É a lei do «quero tudo e o quanto antes». Gosto de uma menina? Em vez de conquistá-la com simpatia e doçura, o seguidor da Wicca confiará em um rito mágico. Tenho uma dúvida sobre o futuro? Em vez de utilizar a cabeça para encontrar uma solução inteligente ao problema, abandona-se nos braços da Wicca. O mesmo acontece com os exames na escola e na universidade.

--É possível ajudar os jovens para que não corram estes riscos?

--Carlo Climati: É necessário incentivar uma nova «cultura do compromisso» que valorize os pequenos esforços da vida cotidiana para alcançar um objetivo particular. Se queremos conquistar uma garota, não há que se comprar um amuleto, mas presenteá-la com um buquê de flores.

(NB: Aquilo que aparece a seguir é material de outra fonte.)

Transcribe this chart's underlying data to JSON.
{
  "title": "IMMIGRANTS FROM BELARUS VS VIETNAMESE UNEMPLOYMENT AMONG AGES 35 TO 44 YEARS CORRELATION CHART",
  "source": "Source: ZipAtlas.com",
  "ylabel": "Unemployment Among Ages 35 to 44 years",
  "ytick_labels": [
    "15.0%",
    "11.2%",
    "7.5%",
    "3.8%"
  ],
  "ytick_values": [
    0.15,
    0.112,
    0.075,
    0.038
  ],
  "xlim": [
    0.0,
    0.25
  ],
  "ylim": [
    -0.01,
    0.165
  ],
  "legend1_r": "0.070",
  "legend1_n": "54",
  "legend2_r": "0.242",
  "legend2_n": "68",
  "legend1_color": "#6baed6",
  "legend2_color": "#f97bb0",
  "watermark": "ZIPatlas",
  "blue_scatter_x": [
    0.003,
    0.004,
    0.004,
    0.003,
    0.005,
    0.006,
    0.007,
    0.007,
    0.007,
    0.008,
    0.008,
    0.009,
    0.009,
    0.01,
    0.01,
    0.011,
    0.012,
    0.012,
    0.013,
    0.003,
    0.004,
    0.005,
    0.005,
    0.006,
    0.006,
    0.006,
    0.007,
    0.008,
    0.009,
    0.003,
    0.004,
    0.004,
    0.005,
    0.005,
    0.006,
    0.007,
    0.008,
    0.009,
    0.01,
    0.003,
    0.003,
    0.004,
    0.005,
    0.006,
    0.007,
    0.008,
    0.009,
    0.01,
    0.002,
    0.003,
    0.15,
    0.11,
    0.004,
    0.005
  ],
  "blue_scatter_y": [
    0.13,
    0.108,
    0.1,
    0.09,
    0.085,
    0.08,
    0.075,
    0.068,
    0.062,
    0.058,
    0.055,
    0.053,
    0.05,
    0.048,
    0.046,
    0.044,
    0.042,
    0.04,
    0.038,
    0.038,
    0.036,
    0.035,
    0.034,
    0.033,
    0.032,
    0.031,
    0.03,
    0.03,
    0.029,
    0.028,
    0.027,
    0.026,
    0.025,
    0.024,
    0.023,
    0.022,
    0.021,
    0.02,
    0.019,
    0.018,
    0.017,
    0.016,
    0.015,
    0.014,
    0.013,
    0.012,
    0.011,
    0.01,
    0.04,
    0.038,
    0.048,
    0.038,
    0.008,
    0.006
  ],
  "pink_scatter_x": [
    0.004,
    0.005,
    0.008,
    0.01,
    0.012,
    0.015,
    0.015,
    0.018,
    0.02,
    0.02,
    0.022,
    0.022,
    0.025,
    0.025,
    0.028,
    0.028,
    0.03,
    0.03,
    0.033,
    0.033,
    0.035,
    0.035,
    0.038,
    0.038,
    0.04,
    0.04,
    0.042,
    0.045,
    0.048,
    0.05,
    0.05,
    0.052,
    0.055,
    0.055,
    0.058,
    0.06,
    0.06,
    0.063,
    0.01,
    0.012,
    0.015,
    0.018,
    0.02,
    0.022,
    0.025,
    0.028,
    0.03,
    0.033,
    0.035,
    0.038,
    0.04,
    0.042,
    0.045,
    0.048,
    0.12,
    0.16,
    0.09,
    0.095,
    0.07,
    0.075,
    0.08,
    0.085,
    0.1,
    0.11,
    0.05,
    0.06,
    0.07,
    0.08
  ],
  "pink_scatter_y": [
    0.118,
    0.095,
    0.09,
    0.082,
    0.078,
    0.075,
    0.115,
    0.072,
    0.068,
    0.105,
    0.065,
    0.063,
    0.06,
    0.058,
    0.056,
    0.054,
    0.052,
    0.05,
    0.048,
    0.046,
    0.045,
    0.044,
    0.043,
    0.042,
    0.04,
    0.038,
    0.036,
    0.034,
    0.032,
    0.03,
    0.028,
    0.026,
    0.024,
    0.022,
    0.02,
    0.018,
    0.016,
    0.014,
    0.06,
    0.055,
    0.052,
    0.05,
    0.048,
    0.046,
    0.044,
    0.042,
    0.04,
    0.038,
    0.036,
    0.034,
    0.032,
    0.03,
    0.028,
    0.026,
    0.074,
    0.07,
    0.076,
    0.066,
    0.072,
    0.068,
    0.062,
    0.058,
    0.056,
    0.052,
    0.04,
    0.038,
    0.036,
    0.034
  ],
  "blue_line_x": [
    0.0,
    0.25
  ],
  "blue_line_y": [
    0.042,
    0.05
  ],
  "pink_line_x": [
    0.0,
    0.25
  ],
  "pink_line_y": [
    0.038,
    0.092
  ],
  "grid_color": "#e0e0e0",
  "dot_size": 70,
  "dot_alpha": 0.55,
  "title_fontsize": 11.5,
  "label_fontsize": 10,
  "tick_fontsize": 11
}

Ademais, é oportuno promover uma «cultura do limite», isto é, fazer os jovens compreenderem que não se pode ter tudo. É necessário saber aceitar os próprios limites. Si não consigo ter o amor de um garoto ou uma garota, não serve de nada a Wicca para mudar a situação. Devo aceitar este pequeno fracasso e voltar a submergir-me na vida de todos os dias, buscando com novo entusiasmo o verdadeiro amor.

Um sadio redescobrimento da cultura do limite e do compromisso pessoal poderia ajudar sem dúvida os jovens a serem mais felizes, a enfrentar melhor a vida, superando incertezas e medos. E sem necessidade de recorrer às superstições da Wicca.